Jesmyn Ward's Men We Reaped tells two concomitant stories: that of her own ascension from bright young student to author, and that of the violence, physical, environmental and biopolitical, suffered by the Black community of DeLisle, Mississippi at the hands of white supremacist power structures. The narrative pans between the intimate, personal details of the character Jesmyn's life to the broader issues that are connected to and influence that life. It weaves together the story of Jesmyn's coming of age, narrated chronologically, with that of the death of five men close to her, narrated in reverse chronology: Rog dies of undiagnosed heart disease, Demond is shot dead before acting as a witness during a drug trial, C.J. is hit by a train at a crossing with perpetually broken lights, and Ronald commits suicide. The two chronologies meet with the death of Jesmyn's younger brother, Josh.
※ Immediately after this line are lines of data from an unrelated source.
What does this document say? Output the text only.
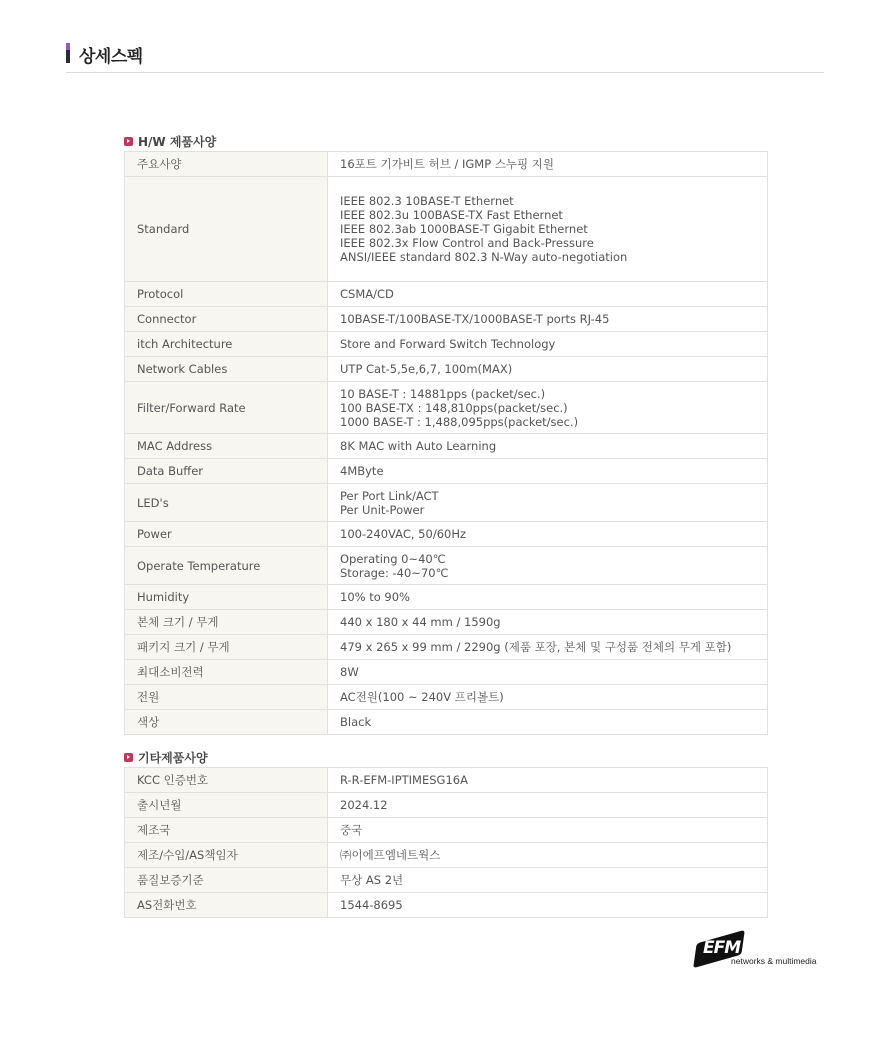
상세스펙
H/W 제품사양
주요사양	16포트 기가비트 허브 / IGMP 스누핑 지원

Standard	IEEE 802.3 10BASE-T Ethernet
IEEE 802.3u 100BASE-TX Fast Ethernet
IEEE 802.3ab 1000BASE-T Gigabit Ethernet
IEEE 802.3x Flow Control and Back-Pressure
ANSI/IEEE standard 802.3 N-Way auto-negotiation

Protocol	CSMA/CD

Connector	10BASE-T/100BASE-TX/1000BASE-T ports RJ-45

itch Architecture	Store and Forward Switch Technology

Network Cables	UTP Cat-5,5e,6,7, 100m(MAX)

Filter/Forward Rate	10 BASE-T : 14881pps (packet/sec.)
100 BASE-TX : 148,810pps(packet/sec.)
1000 BASE-T : 1,488,095pps(packet/sec.)

MAC Address	8K MAC with Auto Learning

Data Buffer	4MByte

LED's	Per Port Link/ACT
Per Unit-Power

Power	100-240VAC, 50/60Hz

Operate Temperature	Operating 0~40℃
Storage: -40~70℃

Humidity	10% to 90%

본체 크기 / 무게	440 x 180 x 44 mm / 1590g

패키지 크기 / 무게	479 x 265 x 99 mm / 2290g (제품 포장, 본체 및 구성품 전체의 무게 포함)

최대소비전력	8W

전원	AC전원(100 ~ 240V 프리볼트)

색상	Black
기타제품사양
KCC 인증번호	R-R-EFM-IPTIMESG16A

출시년월	2024.12

제조국	중국

제조/수입/AS책임자	㈜이에프엠네트웍스

품질보증기준	무상 AS 2년

AS전화번호	1544-8695
EFM
networks & multimedia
Across these converging narratives, Ward relates her developing consciousness of other women's coming-ofage stories and later the writing of civil rights activists, connecting her local and family history to the practice of oral storytelling and probing the communicative and emancipatory limits of storytelling. In this essay, I argue that Ward's memoir subverts the generic convention within American autobiography of a sovereign subject, replacing this with a posthumanist biopolitical subject. I show how Ward's memoir subverts the prevalent ideological underpinnings of mainstream American life-writing, in particular the narrative of upward mobility, and questions the ways this genre conceptualises and reifies ‘the good life’ and neoliberal subjects within the American imagination. Through a sustained analysis of state-sanctioned biopolitical violence, a reconceptualisation of the sovereign subject and agency, and a rejection of the racist and classist teleology of the upward mobility narrative, Ward posits a radical understanding of what it means to be an American subject. In particular, Ward's work centres on groups who are marginalised from the sovereign subject of the Enlightenment that the autobiographical genre has been central in constructing. Ward's undoing of this sovereignty is performed through intertextual references, generic innovations and metatextual commentary that serve to assert the relationship between the story and the subject, and to establish the lacunae and failures of that relationship for marginalised writers.